Donnerstag, 19. September 2019

Grenze für Fremdkapital Angst vor Immobilienblase - Regierung verschärft Baukredit-Regeln

Baustelle in Schwerin (Mecklenburg-Vorpommern)

Dank Niedrigzinsen und Anlagenotstand boomt der Immobilienmarkt.

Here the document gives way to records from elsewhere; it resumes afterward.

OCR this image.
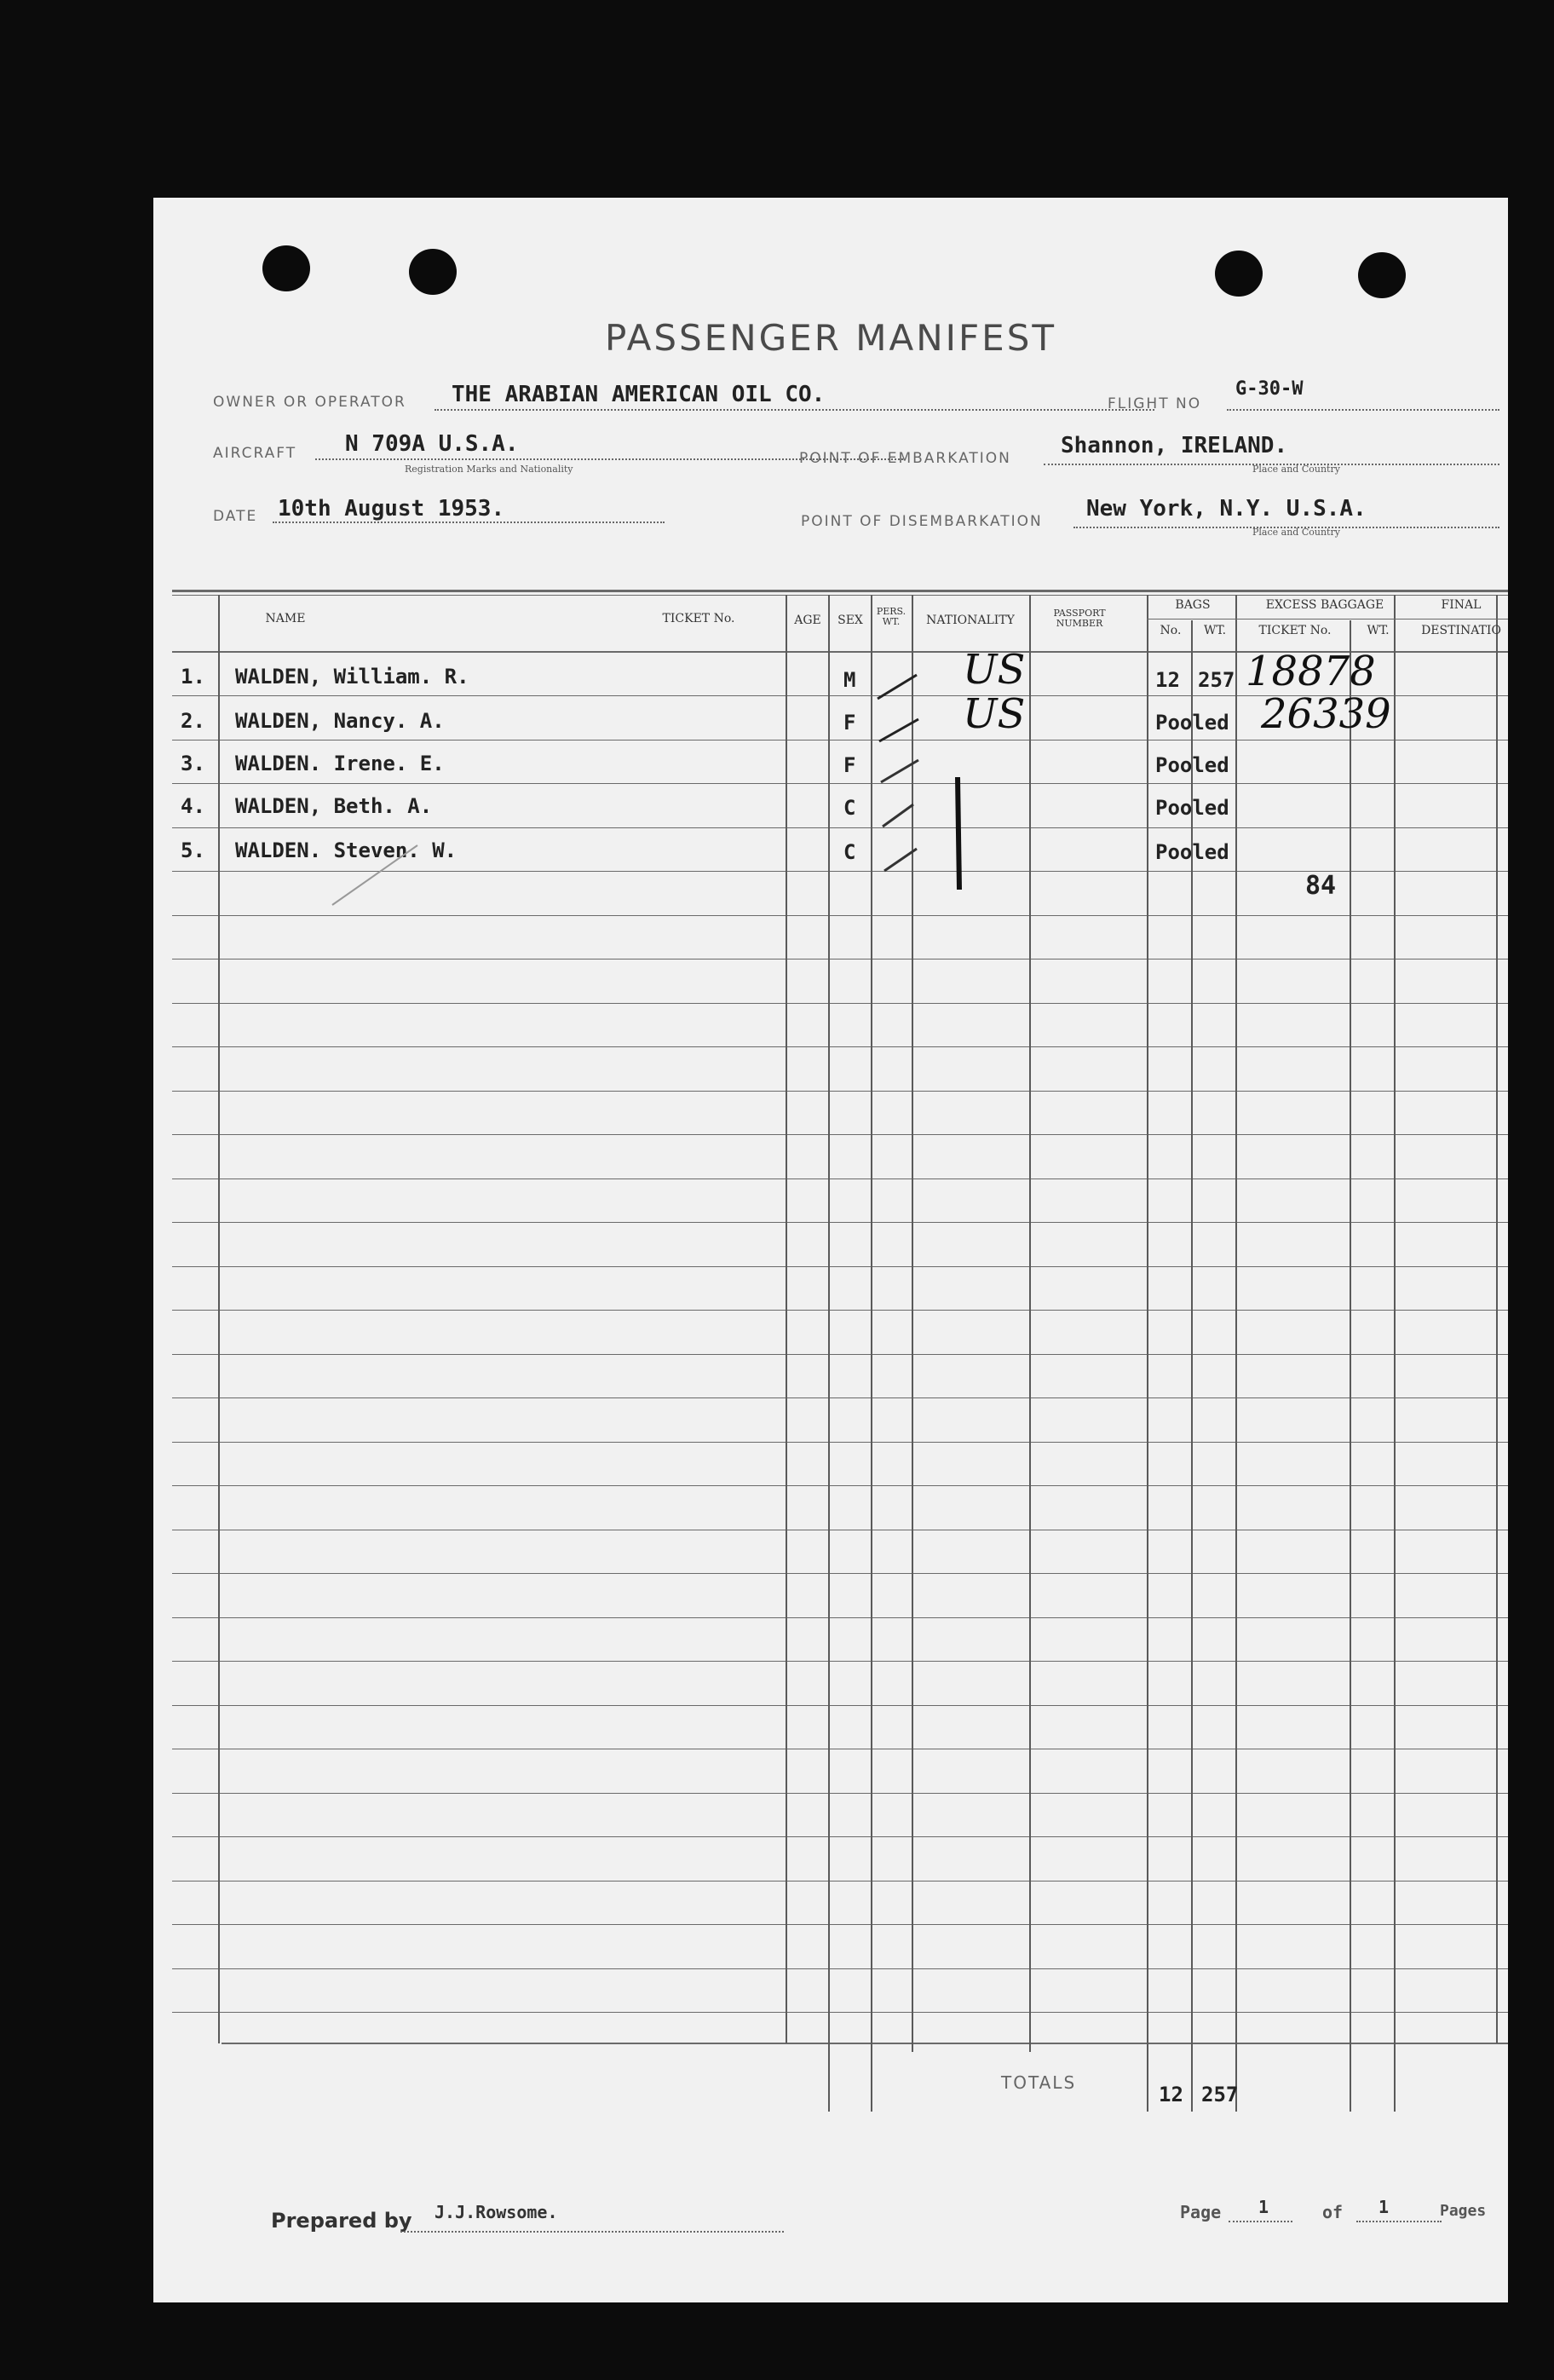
PASSENGER MANIFEST
OWNER OR OPERATOR THE ARABIAN AMERICAN OIL CO.	FLIGHT NO
G-30-W
AIRCRAFT N 709A U.S.A.
Registration Marks and Nationality
POINT OF EMBARKATION Shannon, IRELAND.
Place and Country
DATE 10th August 1953.	POINT OF DISEMBARKATION New York, N.Y. U.S.A.
Place and Country
NAME	TICKET No.	AGE	SEX
PERS. WT.	NATIONALITY
PASSPORT NUMBER
BAGS
No.	WT.
EXCESS BAGGAGE
TICKET No.	WT.
FINAL
DESTINATIO
1. WALDEN, William. R.	M	US	12 257 18878
2. WALDEN, Nancy. A.	F	US	Pooled 26339
3. WALDEN. Irene. E.	F	Pooled
4. WALDEN, Beth. A.	C	Pooled
5. WALDEN. Steven. W.	C	Pooled
84
TOTALS	12 257
Prepared by J.J.Rowsome.	Page 1	of 1	Pages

Die Preise für Häuser, Wohnungen und Land steigen weiter - und die Sorge vor einer Blase wächst. Deshalb plant die Bundesregierung im Verborgenen eine ganze Reihe neuer Regeln, mit denen sie eine Überhitzung verhindern will.

Ein Gesetzentwurf sieht jetzt laut zwei Nachrichtenagenturen vor, dass notfalls eine Obergrenze für den Fremdfinanzierungsanteil bei einem Immobilienkauf festgelegt werden kann. Außerdem kann ein Zeitraum festgelegt werden, in dem ein gewisser Anteil eines Kredites zurückgezahlt werden müsste.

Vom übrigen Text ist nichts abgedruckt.